Craig Dobbins has worked with crop rental leases and budges for a long time in his years in the Purdue university ag economics department. So he was well qualified to lead discussion at the Del Unger farm on the farm management tour last week about working with landlords, and about different rent arrangements you can try with landlords. Already halfway through this season, it's not too early to consider thinking about how you will approach your landowners on the rent issue for the 2012 crop year.
Lance Unger is involved in this side of the family farming business. He graduated from Purdue just over a year ago. He told Dobbins during a discussion on the farm tour that while they cash rent some ground, they like to move landowners toward flexible rents when they can.
Howard Doster, retired from the Purdue ag economics department, has talked about flexible cash leases for years. What the Ungers do is a spin-off form that, tailored to their own needs and situation.
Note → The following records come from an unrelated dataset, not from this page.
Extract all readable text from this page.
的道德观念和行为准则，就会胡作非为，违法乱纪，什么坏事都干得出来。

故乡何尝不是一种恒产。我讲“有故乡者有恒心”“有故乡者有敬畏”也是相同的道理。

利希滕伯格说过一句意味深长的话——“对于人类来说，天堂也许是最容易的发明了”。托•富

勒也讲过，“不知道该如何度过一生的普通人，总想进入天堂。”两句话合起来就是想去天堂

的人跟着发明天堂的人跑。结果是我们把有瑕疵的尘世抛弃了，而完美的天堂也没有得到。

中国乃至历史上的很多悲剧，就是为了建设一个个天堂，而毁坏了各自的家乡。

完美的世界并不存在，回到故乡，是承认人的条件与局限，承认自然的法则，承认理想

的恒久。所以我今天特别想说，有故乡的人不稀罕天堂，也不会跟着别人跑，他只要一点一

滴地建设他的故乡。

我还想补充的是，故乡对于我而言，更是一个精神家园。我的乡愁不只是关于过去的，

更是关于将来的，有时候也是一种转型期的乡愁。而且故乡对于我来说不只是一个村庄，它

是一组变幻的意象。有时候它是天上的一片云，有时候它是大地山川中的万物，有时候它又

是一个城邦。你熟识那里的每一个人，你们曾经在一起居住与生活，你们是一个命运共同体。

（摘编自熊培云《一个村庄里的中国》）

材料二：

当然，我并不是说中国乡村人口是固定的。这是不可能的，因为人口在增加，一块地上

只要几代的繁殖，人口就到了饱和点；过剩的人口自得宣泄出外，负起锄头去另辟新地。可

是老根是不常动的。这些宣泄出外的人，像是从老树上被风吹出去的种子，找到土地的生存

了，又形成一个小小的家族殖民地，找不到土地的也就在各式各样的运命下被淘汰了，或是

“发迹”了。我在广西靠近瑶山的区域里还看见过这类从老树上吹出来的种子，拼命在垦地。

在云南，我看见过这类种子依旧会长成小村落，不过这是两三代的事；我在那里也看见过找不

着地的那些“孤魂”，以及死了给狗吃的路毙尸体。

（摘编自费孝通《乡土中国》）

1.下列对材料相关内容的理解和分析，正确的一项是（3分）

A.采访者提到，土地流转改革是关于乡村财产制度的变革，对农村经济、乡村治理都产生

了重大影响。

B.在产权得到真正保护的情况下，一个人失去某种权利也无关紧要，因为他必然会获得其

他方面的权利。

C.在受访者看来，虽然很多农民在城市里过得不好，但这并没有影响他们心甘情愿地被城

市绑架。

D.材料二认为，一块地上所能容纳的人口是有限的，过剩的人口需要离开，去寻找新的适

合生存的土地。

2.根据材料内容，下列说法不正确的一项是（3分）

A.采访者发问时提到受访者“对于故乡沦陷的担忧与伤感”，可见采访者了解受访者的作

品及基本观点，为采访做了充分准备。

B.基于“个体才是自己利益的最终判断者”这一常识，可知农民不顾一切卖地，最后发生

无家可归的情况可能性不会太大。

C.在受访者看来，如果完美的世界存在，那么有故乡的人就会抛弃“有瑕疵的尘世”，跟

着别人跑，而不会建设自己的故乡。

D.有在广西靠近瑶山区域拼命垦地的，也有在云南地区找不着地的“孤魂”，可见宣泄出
Basically, as explained by Lance Unger and Dobbins, they set a base rent. For sake of argument, say it's $100 per acre. Then they set a base yield. That might be 150 bushels per acre. Anything they harvest above the 150 bushels per acre are considered as bonus bushels. The landlord will receive extra payment from those bonus bushels.
One option is to offer the landowner a set amount, say $1, for every bonus bushel above 150 bushels per acre. Some landlords who don't mind taking a little risk like that option. There are still some who want no part of the risk, and are satisfied with the traditional, straight-out cash rent approach.
They still do some 50-50 share and two-thirds/one-thirds farms, but those involve more risk to the landowner. And in today's high input price environment, it may also mean that the landlord has to put out money, perhaps even borrow money, for his share of the inputs, long before he sees any income, just like the farmer does. So at least in their area, they're seeing more demand for either straight cash rent or a flexible lease.
The other flexible lease they use is to give the landlord one-third of the bonus bushels. Then they calculate a price for those bushels based on four set dates during the year. In this case, the landowner is taking both price and season production risk. Bonus checks are typically issued in mid-December.
They believe their approach gives landowners a chance to earn more if they're willing to take part of the risk. Taking risk to get reward is what Doster has preached when he was a professor, and now where he is an individual, private farm management coach and consultant.